Pues bien, el hecho de que la existencia de un problema de humedades haya producido, a su vez, la generación de moho en la vivienda del demandante, que le ha obligado a encargar labores de limpieza y desinfección , así como reponer muebles dañados y pintar paredes, sin que ello haya supuesto la necesidad abandonar la vivienda por inhabitable, salvo algunos días en que se efectuaron labores de desinfección y reparación en los que se alojaron en un hotel costeado por la demandada, a juicio de esta Sala, no alcanza el grado de intensidad necesario para producir el impacto o sufrimiento psíquico o espiritual o la impotencia, zozobra, ansiedad y angustia imprescindibles para indemnizar por daño moral, lo contrario supondría prácticamente entender que todos los incumplimientos contractuales los generan. Máxime cuando ya la Sentencia de instancia niega la indemnización de los daños personales por no justificarse suficientemente que sea precisamente el hongo alternaria , al que es alérgico el hijo del actor , el que haya aflorado en la vivienda, ni que los procesos de neumonía y sinusitis, respectivamente sufridos por el propio actor y su esposa tengan relación directa con la patología denunciada.
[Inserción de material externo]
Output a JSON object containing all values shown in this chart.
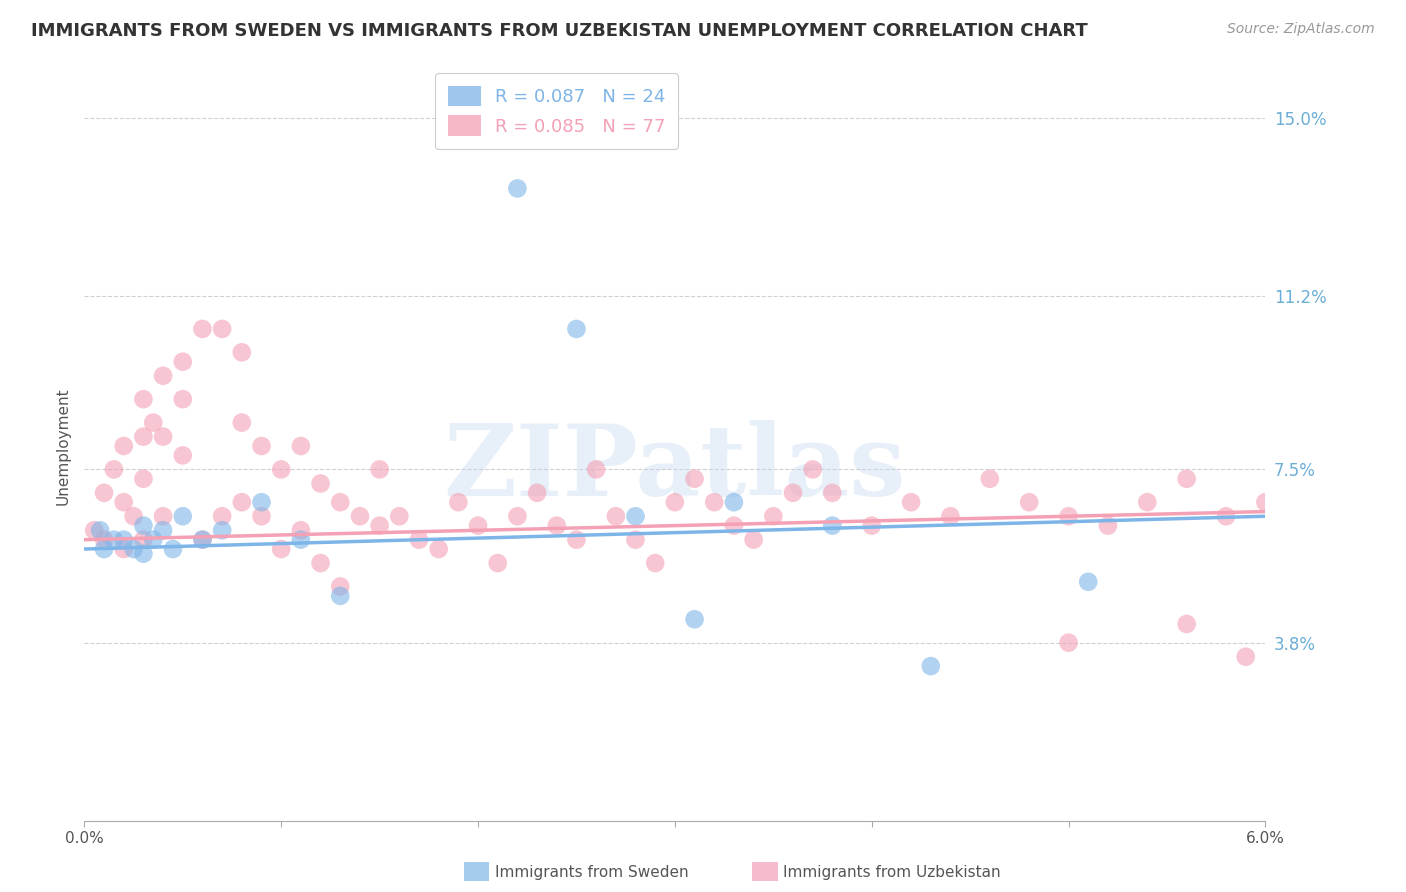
{
  "title": "IMMIGRANTS FROM SWEDEN VS IMMIGRANTS FROM UZBEKISTAN UNEMPLOYMENT CORRELATION CHART",
  "source": "Source: ZipAtlas.com",
  "ylabel": "Unemployment",
  "xlim": [
    0.0,
    0.06
  ],
  "ylim": [
    0.0,
    0.16
  ],
  "yticks": [
    0.038,
    0.075,
    0.112,
    0.15
  ],
  "ytick_labels": [
    "3.8%",
    "7.5%",
    "11.2%",
    "15.0%"
  ],
  "sweden_color": "#7EB5E8",
  "uzbekistan_color": "#F4A0B5",
  "sweden_label": "Immigrants from Sweden",
  "uzbekistan_label": "Immigrants from Uzbekistan",
  "sweden_R": "0.087",
  "sweden_N": "24",
  "uzbekistan_R": "0.085",
  "uzbekistan_N": "77",
  "watermark": "ZIPatlas",
  "background_color": "#ffffff",
  "axis_label_color": "#6baed6",
  "grid_color": "#d0d0d0",
  "title_color": "#333333",
  "title_fontsize": 13,
  "ylabel_fontsize": 11,
  "sweden_x": [
    0.0008,
    0.001,
    0.0015,
    0.002,
    0.0025,
    0.003,
    0.003,
    0.0035,
    0.004,
    0.0045,
    0.005,
    0.006,
    0.007,
    0.009,
    0.011,
    0.013,
    0.022,
    0.025,
    0.028,
    0.031,
    0.033,
    0.038,
    0.043,
    0.051
  ],
  "sweden_y": [
    0.062,
    0.058,
    0.06,
    0.06,
    0.058,
    0.063,
    0.057,
    0.06,
    0.062,
    0.058,
    0.065,
    0.06,
    0.062,
    0.068,
    0.06,
    0.048,
    0.135,
    0.105,
    0.065,
    0.043,
    0.068,
    0.063,
    0.033,
    0.051
  ],
  "uzbekistan_x": [
    0.0005,
    0.001,
    0.001,
    0.0015,
    0.002,
    0.002,
    0.002,
    0.0025,
    0.003,
    0.003,
    0.003,
    0.003,
    0.0035,
    0.004,
    0.004,
    0.004,
    0.005,
    0.005,
    0.005,
    0.006,
    0.006,
    0.007,
    0.007,
    0.008,
    0.008,
    0.008,
    0.009,
    0.009,
    0.01,
    0.01,
    0.011,
    0.011,
    0.012,
    0.012,
    0.013,
    0.013,
    0.014,
    0.015,
    0.015,
    0.016,
    0.017,
    0.018,
    0.019,
    0.02,
    0.021,
    0.022,
    0.023,
    0.024,
    0.025,
    0.026,
    0.027,
    0.028,
    0.029,
    0.03,
    0.031,
    0.032,
    0.033,
    0.034,
    0.035,
    0.036,
    0.037,
    0.038,
    0.04,
    0.042,
    0.044,
    0.046,
    0.048,
    0.05,
    0.052,
    0.054,
    0.056,
    0.058,
    0.06,
    0.062,
    0.056,
    0.05,
    0.059
  ],
  "uzbekistan_y": [
    0.062,
    0.07,
    0.06,
    0.075,
    0.08,
    0.068,
    0.058,
    0.065,
    0.09,
    0.082,
    0.073,
    0.06,
    0.085,
    0.095,
    0.082,
    0.065,
    0.098,
    0.09,
    0.078,
    0.105,
    0.06,
    0.105,
    0.065,
    0.1,
    0.085,
    0.068,
    0.08,
    0.065,
    0.075,
    0.058,
    0.08,
    0.062,
    0.072,
    0.055,
    0.068,
    0.05,
    0.065,
    0.063,
    0.075,
    0.065,
    0.06,
    0.058,
    0.068,
    0.063,
    0.055,
    0.065,
    0.07,
    0.063,
    0.06,
    0.075,
    0.065,
    0.06,
    0.055,
    0.068,
    0.073,
    0.068,
    0.063,
    0.06,
    0.065,
    0.07,
    0.075,
    0.07,
    0.063,
    0.068,
    0.065,
    0.073,
    0.068,
    0.065,
    0.063,
    0.068,
    0.073,
    0.065,
    0.068,
    0.07,
    0.042,
    0.038,
    0.035
  ]
}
Por lo que procede estimar parcialmente el recurso de apelación en este particular y suprimir la indemnización por daños morales concedida por la Resolución apelada, pues el resarcimiento del daño patrimonial colma suficientemente en este caso los perjuicios del demandante.

TERCERO.-Sin especial pronunciamiento en costas en esta alzada.

Vistos los preceptos citados y demás de general y pertinente aplicación, en nombre del Rey, y por la autoridad conferida por el Pueblo Español;

Fallo

FALLAMOS: Que estimamos parcialmente el recurso de apelación interpuesto por la representación procesal de la mercantil Promociones y Construcciones Playa del Segura, S.L., contra la Sentencia del juzgado de Primera Instancia nº 1 de Torrevieja, de fecha 17 noviembre 2008, que revocamos y, en su lugar, con estimación parcial de la demanda interpuesta por la representación procesal de don Rogelio, condenamos a dicha mercantil demandada a que pague al demandante la cantidad de 7383 ,5 ?, más los intereses legales desde la fecha de la interposición de la demanda, sustituidos por los procesales desde la fecha de la Sentencia de instancia y hasta su completo pago. Sin especial pronunciamiento en costas en ambas instancias.

Notifíquese esta sentencia conforme a la Ley y, en su momento, devuélvanse los autos originales al Juzgado de procedencia , de los que se servirá acusar recibo, acompañados de certificación literal de la presente Resolución a los oportunos efectos de ejecución de lo acordado, uniéndose otro al rollo de apelación.

Contra la presente resolución, cabe, en su caso, recurso en los supuestos y términos previstos en los Capítulos IV y V del Título IV del Libro II y Disposición final 16ª de la L.E.C. 1/2000 .

Así, por esta nuestra Sentencia definitiva que, fallando en grado de apelación, lo pronunciamos , mandamos y firmamos.

PUBLICACIÓN.- La anterior Resolución ha sido leída y publicada en el día de su fecha por el Ilmo. Sr. ponente, estando la Sala reunida en audiencia pública. Doy fe.